1966 saw the climax of The Tories' musical career. After having test takes at the Lichterfelde Teldec-Studio, where The Tories recorded "My Generation" (The Who), "I've Got That Feeling" (The Kinks), "Still I'm Sad" (The Yardbirds) und "Go Away From My Window" (The Tories), they got a record deal.
In February 1966 the Tories flew to Hamburg to record the 45er single "Barbara Ann", a German variation of the Beach Boys' cover version at the Hamburg DECCA studios. The original version of "Barbara Ann" had been published much earlier in 1961 by The Regents and immediately had notched up to position 13 of the US charts, but was not well known in Germany - unlike the subsequent Beach Boy version [1965/1966].

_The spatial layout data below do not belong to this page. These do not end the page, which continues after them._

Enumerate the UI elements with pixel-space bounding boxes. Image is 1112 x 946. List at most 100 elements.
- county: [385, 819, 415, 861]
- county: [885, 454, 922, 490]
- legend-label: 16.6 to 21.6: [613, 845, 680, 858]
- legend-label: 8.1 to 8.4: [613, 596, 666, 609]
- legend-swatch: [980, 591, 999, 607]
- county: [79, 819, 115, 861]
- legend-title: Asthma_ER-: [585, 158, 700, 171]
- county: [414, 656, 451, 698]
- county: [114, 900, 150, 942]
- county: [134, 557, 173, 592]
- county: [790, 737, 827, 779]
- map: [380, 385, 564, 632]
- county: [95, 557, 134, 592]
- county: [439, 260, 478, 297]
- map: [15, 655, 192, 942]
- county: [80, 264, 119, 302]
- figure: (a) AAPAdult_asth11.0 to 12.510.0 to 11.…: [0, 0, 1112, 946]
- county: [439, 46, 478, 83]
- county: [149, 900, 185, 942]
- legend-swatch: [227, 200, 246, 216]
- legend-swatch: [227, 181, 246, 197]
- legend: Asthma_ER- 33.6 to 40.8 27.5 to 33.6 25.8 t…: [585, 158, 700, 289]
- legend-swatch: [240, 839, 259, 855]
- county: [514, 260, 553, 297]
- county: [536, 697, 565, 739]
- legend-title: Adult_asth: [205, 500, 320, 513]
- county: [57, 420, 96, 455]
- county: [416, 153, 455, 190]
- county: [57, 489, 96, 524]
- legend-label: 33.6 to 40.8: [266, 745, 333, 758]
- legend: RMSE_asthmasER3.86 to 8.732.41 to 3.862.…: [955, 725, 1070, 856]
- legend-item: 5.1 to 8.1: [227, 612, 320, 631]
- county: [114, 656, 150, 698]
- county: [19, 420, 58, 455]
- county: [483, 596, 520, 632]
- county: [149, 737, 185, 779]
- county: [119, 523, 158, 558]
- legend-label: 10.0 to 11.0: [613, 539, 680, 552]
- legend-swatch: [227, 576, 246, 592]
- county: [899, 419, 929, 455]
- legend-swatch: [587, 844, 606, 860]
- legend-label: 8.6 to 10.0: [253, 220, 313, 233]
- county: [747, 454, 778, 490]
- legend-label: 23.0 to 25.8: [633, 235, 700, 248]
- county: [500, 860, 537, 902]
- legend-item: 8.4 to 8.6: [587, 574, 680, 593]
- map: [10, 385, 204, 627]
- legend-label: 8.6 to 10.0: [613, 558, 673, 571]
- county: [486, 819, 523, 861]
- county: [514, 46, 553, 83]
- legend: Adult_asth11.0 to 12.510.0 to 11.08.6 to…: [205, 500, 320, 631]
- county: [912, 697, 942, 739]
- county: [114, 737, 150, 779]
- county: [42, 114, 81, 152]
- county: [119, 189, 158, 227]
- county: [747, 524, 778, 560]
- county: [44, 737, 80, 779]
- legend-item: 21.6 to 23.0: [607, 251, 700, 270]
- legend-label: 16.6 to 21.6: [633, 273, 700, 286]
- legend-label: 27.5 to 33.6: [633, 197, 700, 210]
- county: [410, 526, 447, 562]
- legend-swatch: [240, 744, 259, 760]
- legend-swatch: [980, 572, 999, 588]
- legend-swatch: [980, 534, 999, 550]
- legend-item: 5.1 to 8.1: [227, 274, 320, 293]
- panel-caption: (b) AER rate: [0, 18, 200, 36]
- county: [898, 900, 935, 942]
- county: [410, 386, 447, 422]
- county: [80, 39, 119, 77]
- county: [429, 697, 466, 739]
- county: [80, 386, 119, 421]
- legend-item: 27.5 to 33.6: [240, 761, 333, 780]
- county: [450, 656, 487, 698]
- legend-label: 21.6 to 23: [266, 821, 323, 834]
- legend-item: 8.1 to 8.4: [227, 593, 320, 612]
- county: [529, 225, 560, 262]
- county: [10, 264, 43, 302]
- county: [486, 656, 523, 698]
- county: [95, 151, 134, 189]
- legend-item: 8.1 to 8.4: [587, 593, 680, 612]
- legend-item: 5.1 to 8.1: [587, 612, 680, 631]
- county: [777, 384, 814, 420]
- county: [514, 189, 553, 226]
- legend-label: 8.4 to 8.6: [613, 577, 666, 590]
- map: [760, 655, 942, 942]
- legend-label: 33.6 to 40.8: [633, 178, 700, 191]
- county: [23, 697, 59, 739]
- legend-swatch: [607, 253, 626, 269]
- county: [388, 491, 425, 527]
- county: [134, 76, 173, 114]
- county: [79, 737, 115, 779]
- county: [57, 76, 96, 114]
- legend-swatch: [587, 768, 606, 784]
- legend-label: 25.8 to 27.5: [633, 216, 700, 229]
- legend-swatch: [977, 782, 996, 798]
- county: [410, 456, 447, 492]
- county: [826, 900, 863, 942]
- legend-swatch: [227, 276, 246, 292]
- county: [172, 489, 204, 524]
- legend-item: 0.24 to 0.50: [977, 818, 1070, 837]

Now that they were obliged to use German lyrics they would have prefered a German version of their demo song "Go Away From My Window" for a B-side, but Teldec insisted to have "Oho", a song, which musically spoken the Tories liked much more than the artificially falsetto of "Barbara Ann" (sung by Ede Winter). They were bound to sing that foolish text ("Oho, my baby is oho ... you get balla-balla...").
More highlights of that year have been a live gig at Club 18 of RIAS Radio, where the Tories were invited by John Hendrik to be part of the 10th Jubilee of the club. The failed gloriously in front of an ignorant and fanatic alike jazz audience.

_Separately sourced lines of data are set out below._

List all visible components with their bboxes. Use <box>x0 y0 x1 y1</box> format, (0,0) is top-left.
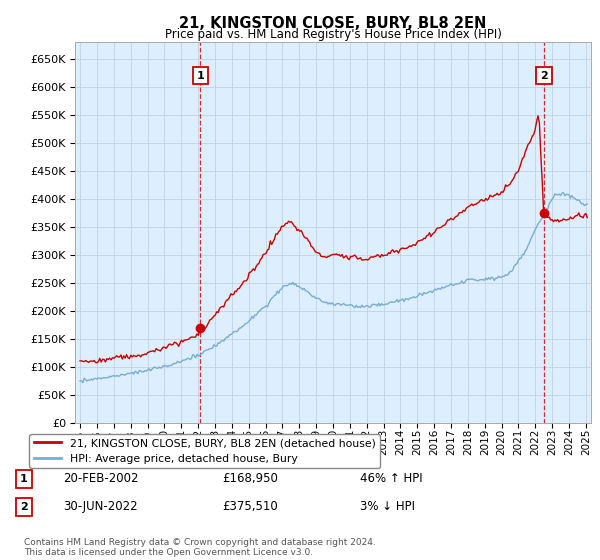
Text: 3% ↓ HPI: 3% ↓ HPI <box>360 500 415 514</box>
Legend: 21, KINGSTON CLOSE, BURY, BL8 2EN (detached house), HPI: Average price, detached: 21, KINGSTON CLOSE, BURY, BL8 2EN (detac… <box>29 434 380 468</box>
Text: £375,510: £375,510 <box>222 500 278 514</box>
Text: 2: 2 <box>20 502 28 512</box>
Text: 1: 1 <box>20 474 28 484</box>
Text: Price paid vs. HM Land Registry's House Price Index (HPI): Price paid vs. HM Land Registry's House … <box>164 28 502 41</box>
Text: £168,950: £168,950 <box>222 472 278 486</box>
Text: 30-JUN-2022: 30-JUN-2022 <box>63 500 137 514</box>
Text: 2: 2 <box>540 71 548 81</box>
Text: 1: 1 <box>196 71 204 81</box>
Text: 46% ↑ HPI: 46% ↑ HPI <box>360 472 422 486</box>
Text: Contains HM Land Registry data © Crown copyright and database right 2024.
This d: Contains HM Land Registry data © Crown c… <box>24 538 376 557</box>
Text: 20-FEB-2002: 20-FEB-2002 <box>63 472 139 486</box>
Text: 21, KINGSTON CLOSE, BURY, BL8 2EN: 21, KINGSTON CLOSE, BURY, BL8 2EN <box>179 16 487 31</box>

On the sunny side were the performance at Neue Welt as support act of The Spencer Davis Group (featuring Steve Winwood and Pete York), where they received a warm welcome by more than 2500 people.
The group's coherence got more and more slack after each group members started to use his own car. Even worse, the bookings declined substantially as many music clubs turned into discos. In autum of 1966 the end of the Tories was reached - Hucky suggested the break-up and Kralle, Bokens and Ede had no other choice than to accept.
In 1979 The Tories tried a revival and met once a week for a beer, a chat and some music - they even had some performances on private events. In 1982 they irrevocably split up. Everone went their own way.